Navigating choices with ADHD: Simplify decision-making for your child

Understanding 'I don’t care' as a sign of overwhelm, not disinterest, is crucial for supporting children with ADHD through their decision-making processes.

Children with ADHD are characterized by impulsive actions and inconsistencies in performance. Parents often ask, “How can he complete this task one day, but not the next?” ADHD kids also struggle navigating their thoughts and the intensities of their emotional capacities. This dynamic makes decision making quite difficult, filled with stress and frustration.

Understanding the challenge behind "too many choices."

Many children with ADHD experience what can be described as “decision overload.” When faced with multiple options, they often resort to saying, “I don't care,” or “yeah,” which lets me know that the child hasn’t processed all of the information given. First clue: the information is too much to sort through in their mind and they cannot foresee their future selves doing “that” option. Additionally, when kids respond with “But it’s my choice!” the phrase may seem defiant or dismissive of your intentions. In actuality, these are coping mechanisms that reveal overwhelm.

Having too many choices (yes, even deciding between two) doesn't represent freedom or what you may have heard as a need for control. The choice paralysis is also not about a lack of care or refusal to make a decision. It is about the difficulty in processing multiple streams of information simultaneously. Clinically, it is a verbal working memory challenge, which is in the executive function skills realm.

Simplifying choices to empower.

Here’s a short example. During a session that included a more complex play scene, one ADHD 5-year-old quickly became overwhelmed when the elements didn't fit together or when suggestions for change were made.

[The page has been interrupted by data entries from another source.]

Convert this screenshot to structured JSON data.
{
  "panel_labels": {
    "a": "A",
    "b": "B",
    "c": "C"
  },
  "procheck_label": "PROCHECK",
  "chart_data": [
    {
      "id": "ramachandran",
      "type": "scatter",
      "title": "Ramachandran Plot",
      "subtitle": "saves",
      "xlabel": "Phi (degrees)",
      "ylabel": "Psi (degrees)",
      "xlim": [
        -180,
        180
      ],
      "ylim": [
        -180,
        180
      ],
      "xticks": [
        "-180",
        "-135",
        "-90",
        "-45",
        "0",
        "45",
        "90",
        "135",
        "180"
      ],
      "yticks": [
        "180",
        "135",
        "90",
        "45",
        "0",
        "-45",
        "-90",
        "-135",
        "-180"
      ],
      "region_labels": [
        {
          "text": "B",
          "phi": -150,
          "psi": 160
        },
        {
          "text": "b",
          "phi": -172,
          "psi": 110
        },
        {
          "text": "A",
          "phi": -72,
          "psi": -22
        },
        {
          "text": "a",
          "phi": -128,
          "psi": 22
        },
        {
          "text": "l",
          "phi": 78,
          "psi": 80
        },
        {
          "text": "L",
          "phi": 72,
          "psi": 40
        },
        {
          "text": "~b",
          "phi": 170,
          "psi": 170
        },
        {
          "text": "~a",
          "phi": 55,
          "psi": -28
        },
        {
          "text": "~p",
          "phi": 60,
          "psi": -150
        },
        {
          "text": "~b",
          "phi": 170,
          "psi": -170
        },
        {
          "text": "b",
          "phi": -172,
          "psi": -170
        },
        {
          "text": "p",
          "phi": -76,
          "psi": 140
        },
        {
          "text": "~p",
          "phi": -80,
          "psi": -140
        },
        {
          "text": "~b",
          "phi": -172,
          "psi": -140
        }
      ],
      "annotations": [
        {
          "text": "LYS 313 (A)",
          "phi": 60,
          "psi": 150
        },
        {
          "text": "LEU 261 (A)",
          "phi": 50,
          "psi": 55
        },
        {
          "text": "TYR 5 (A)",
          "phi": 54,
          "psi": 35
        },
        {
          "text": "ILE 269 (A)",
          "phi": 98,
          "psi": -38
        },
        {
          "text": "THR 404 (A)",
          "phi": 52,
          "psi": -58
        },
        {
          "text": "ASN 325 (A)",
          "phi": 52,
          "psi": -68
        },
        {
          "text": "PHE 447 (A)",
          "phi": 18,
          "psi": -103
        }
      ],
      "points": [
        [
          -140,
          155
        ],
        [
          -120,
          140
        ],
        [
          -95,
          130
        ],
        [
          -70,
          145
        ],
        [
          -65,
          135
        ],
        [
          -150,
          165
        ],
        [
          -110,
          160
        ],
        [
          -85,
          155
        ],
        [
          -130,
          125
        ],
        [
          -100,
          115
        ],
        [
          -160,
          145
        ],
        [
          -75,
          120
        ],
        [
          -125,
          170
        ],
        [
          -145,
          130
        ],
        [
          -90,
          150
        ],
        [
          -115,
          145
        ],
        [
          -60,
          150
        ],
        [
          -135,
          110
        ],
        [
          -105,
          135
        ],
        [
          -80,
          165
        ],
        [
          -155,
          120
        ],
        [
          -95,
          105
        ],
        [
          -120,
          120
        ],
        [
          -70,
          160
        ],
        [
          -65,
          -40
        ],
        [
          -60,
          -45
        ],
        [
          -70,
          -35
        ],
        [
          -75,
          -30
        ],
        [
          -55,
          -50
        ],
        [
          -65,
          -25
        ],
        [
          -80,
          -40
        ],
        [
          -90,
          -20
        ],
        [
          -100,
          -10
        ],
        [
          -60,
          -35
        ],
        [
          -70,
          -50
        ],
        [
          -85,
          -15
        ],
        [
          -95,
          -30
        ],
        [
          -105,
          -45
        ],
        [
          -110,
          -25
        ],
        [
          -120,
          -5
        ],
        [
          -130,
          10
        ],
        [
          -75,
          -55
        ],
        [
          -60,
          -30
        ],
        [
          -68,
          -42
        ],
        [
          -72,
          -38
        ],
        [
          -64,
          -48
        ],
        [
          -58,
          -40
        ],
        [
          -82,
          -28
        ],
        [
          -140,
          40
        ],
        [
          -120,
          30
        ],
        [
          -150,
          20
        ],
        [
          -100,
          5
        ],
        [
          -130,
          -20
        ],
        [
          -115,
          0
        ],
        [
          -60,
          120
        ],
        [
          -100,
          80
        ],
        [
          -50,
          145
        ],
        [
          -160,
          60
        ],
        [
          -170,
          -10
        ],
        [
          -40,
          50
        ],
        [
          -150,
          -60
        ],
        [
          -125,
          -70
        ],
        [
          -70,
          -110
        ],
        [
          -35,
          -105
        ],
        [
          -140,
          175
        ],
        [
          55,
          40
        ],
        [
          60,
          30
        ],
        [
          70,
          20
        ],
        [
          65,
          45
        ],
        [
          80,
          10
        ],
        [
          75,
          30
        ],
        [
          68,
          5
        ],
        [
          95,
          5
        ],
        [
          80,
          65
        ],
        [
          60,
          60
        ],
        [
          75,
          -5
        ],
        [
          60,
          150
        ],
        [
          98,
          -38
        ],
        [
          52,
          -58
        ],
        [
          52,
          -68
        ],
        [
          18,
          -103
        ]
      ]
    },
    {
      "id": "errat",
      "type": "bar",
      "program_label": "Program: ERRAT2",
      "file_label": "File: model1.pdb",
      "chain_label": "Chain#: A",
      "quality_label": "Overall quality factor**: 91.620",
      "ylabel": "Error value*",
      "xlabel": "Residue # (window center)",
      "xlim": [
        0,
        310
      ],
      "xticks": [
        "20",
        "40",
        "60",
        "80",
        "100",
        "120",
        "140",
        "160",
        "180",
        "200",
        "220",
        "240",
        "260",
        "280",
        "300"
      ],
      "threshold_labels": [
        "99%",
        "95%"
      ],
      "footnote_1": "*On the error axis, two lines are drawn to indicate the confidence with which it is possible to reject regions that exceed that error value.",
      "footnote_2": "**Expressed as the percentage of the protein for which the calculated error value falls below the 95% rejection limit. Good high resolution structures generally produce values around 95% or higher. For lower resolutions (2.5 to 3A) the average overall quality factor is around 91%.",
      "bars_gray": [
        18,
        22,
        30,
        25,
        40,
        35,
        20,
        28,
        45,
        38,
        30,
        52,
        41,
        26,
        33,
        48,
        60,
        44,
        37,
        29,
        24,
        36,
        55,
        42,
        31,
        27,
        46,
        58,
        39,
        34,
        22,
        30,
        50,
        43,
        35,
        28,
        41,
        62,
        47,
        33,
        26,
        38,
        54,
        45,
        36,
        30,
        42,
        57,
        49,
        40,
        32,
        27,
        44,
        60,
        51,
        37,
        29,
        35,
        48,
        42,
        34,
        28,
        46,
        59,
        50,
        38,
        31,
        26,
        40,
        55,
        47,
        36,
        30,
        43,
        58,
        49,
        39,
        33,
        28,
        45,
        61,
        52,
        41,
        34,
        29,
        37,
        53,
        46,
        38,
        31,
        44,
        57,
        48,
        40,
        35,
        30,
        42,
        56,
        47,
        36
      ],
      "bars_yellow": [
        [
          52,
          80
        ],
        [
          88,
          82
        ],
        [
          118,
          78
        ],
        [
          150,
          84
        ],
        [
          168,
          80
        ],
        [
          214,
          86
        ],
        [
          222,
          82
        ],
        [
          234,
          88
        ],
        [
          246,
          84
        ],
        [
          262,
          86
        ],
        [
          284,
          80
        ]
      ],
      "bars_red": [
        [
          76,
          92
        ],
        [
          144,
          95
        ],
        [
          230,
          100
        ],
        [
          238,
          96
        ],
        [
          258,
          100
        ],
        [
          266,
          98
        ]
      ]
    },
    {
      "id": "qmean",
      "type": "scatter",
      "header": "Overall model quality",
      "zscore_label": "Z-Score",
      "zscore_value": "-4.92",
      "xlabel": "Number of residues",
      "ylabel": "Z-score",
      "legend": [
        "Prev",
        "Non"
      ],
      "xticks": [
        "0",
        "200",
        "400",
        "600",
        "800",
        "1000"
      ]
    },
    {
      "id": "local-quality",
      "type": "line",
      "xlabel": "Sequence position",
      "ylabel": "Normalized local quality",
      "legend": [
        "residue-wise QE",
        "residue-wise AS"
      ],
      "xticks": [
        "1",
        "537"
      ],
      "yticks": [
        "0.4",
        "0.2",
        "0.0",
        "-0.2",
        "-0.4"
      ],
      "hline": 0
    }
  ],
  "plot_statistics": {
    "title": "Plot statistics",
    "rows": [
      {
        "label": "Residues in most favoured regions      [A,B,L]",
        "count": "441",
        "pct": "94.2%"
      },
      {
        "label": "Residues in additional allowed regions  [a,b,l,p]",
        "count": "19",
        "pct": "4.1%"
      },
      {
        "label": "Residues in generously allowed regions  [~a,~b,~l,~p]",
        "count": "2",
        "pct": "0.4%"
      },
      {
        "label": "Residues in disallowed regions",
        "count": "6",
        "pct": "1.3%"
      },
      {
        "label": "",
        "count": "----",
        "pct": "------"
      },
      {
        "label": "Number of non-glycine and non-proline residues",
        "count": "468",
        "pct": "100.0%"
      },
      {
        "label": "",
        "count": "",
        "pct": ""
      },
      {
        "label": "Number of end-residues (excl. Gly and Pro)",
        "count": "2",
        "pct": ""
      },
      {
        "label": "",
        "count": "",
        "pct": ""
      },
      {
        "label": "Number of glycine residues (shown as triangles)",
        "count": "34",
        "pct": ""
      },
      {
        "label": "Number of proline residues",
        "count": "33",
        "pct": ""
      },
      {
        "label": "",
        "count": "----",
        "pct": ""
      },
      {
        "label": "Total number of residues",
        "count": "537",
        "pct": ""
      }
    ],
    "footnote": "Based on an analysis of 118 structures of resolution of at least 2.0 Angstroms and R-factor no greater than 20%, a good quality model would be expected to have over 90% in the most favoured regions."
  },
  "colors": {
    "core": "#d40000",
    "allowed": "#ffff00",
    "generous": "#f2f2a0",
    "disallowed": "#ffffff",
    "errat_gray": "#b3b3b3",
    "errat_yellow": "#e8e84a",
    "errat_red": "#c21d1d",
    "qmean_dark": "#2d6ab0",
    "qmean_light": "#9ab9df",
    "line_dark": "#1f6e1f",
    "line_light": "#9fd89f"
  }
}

His immediate response was, “I don't care,” signaling that the task felt too challenging. Recognizing this as a moment for us to reflect, I took on the cognitive load for him and adjusted my position. Instead of offering multiple suggestions or pressing for a solution, I presented a single, manageable option that was within his individualized skillset. This adjustment allowed him to immediately reduce the feeling of overwhelm. He considered the idea from my perspective and replied with the following comment, "Oh that does work."

Strategic choice reduction.

Reducing the number of choices available doesn't mean removing autonomy or control. It's about structuring the decision-making environment so that it becomes more accessible and less daunting. Consider the language being used because when you praise with, “you made a good choice,” the underlying meaning is that the other option was a “bad choice.” Also, the language is going to vary based on each child’s capacity to process all the words. It’s the message and your intention that stay the same.

Final thoughts.

Understanding the unique challenges faced by children with ADHD in decision-making scenarios allows parents and caregivers to better support their needs. By simplifying choices and taking on the “heavy lifting,” as I call it, we can help ADHD kids navigate the complexities of information processing with more confidence. This perspective reduces the stress load by slowly forming problem solving skills while creating successful experiences. The goal is to then connect successes, bring them to your child’s awareness, and provide them with increased opportunities to practice being successful!